Historians should be uneasy when faced with “State-sponsored jamborees” marking historical anniversaries, according to the director of the Parnell Summer School, Felix Larkin.
The theme of this year's annual summer school devoted to history, which concluded on Thursday, was The French Connection: Ireland and France.
Mr Larkin said the focus of the annual gathering was mainly on history, but history not just for its own sake but as a source of wisdom for dealing with the present and planning for the future.
“Historians study the past: we ask what actually happened, how it happened, why it happened and why it had the effect that it had,” he said.
“We don’t celebrate past events – shamelessly or otherwise. We are neutral observers and we are uneasy, or at least we should be uneasy, when faced with State-sponsored jamborees relating to historical anniversaries.”
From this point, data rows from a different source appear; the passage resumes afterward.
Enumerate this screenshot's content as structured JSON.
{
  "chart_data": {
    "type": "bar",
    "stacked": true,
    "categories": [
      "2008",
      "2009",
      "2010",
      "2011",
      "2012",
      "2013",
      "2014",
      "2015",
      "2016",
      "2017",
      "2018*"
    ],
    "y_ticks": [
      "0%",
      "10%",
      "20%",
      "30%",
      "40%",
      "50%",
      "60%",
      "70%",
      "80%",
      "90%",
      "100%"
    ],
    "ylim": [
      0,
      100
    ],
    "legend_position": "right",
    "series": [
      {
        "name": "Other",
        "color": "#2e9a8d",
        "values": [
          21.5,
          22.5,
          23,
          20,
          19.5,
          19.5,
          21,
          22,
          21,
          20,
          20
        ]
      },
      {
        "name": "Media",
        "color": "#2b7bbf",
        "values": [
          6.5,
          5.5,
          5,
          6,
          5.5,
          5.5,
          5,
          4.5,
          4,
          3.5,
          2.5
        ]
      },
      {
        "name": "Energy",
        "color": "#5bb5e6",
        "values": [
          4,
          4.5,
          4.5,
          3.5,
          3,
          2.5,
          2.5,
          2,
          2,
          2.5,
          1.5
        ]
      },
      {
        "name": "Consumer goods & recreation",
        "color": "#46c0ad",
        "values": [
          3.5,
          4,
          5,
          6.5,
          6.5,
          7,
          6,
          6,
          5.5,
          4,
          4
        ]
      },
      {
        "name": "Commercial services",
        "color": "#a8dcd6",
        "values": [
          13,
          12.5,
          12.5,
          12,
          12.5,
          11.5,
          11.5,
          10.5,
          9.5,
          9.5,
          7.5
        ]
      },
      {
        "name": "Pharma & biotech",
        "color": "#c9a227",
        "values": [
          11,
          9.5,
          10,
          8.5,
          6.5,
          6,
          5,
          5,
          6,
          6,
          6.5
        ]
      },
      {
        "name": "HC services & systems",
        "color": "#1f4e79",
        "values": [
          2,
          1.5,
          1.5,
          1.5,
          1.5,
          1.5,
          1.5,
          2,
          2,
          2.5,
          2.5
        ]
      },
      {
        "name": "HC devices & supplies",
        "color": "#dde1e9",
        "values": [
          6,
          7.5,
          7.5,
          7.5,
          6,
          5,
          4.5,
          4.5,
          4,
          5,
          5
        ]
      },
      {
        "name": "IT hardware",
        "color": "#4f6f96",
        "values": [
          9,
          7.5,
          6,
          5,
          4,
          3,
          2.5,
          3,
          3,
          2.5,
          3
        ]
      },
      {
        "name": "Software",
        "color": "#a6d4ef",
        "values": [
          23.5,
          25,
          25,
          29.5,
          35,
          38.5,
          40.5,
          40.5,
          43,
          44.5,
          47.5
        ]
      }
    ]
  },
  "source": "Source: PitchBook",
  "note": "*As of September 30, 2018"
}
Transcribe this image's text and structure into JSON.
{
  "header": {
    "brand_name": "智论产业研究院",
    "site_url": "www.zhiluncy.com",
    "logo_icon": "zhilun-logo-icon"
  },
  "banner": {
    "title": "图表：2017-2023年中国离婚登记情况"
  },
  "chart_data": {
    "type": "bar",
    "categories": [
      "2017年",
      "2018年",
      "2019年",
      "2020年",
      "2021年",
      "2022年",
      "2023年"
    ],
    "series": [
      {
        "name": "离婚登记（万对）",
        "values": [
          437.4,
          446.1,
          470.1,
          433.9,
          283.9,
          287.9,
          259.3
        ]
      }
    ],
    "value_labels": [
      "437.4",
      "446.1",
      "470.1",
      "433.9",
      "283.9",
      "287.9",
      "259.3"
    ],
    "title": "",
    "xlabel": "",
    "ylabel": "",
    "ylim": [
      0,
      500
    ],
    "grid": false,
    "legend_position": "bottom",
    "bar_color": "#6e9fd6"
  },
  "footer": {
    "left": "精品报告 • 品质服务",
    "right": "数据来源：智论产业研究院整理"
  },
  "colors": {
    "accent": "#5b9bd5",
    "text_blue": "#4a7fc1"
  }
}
Mr Larkin said the approach that should characterise their work was one of interrogating the past, questioning received orthodoxies, and restoring to national heroes their frail and imperfect humanity.
Love of country
Trinity College history lecturer Sylvie Kleinman told the last day of the gathering that love of country was important in the teaching of history and geography in traditional French education, in which the emphasis was placed on heroes.
In a talk about the role of centenaries in republican culture in France and America, she said much had been written on the inspiration Padraig Pearse drew from Theobald Wolfe Tone’s so-called “teachings” on Irish nationalism, and how inspirational his sacrifice had been. Yet none had looked to the source itself.
She said that on June 18th, 1798, Wolfe Tone wrote movingly the following in his diary about the death of Lord Edward Fitzgerald: “His career is finished gloriously . . . and his memory will live for ever in the heart of every Irishman . . . The only way to lament his death is to endeavour to revenge it . . . From the blood of every one of the martyrs of liberty of Ireland will spring, I hope, thousands to revenge their fall.”
She said the last phrase and image, which Pearse borrowed from, was a stark reminder that the cult of the martyrs of liberty goes way back to the American and French revolutions.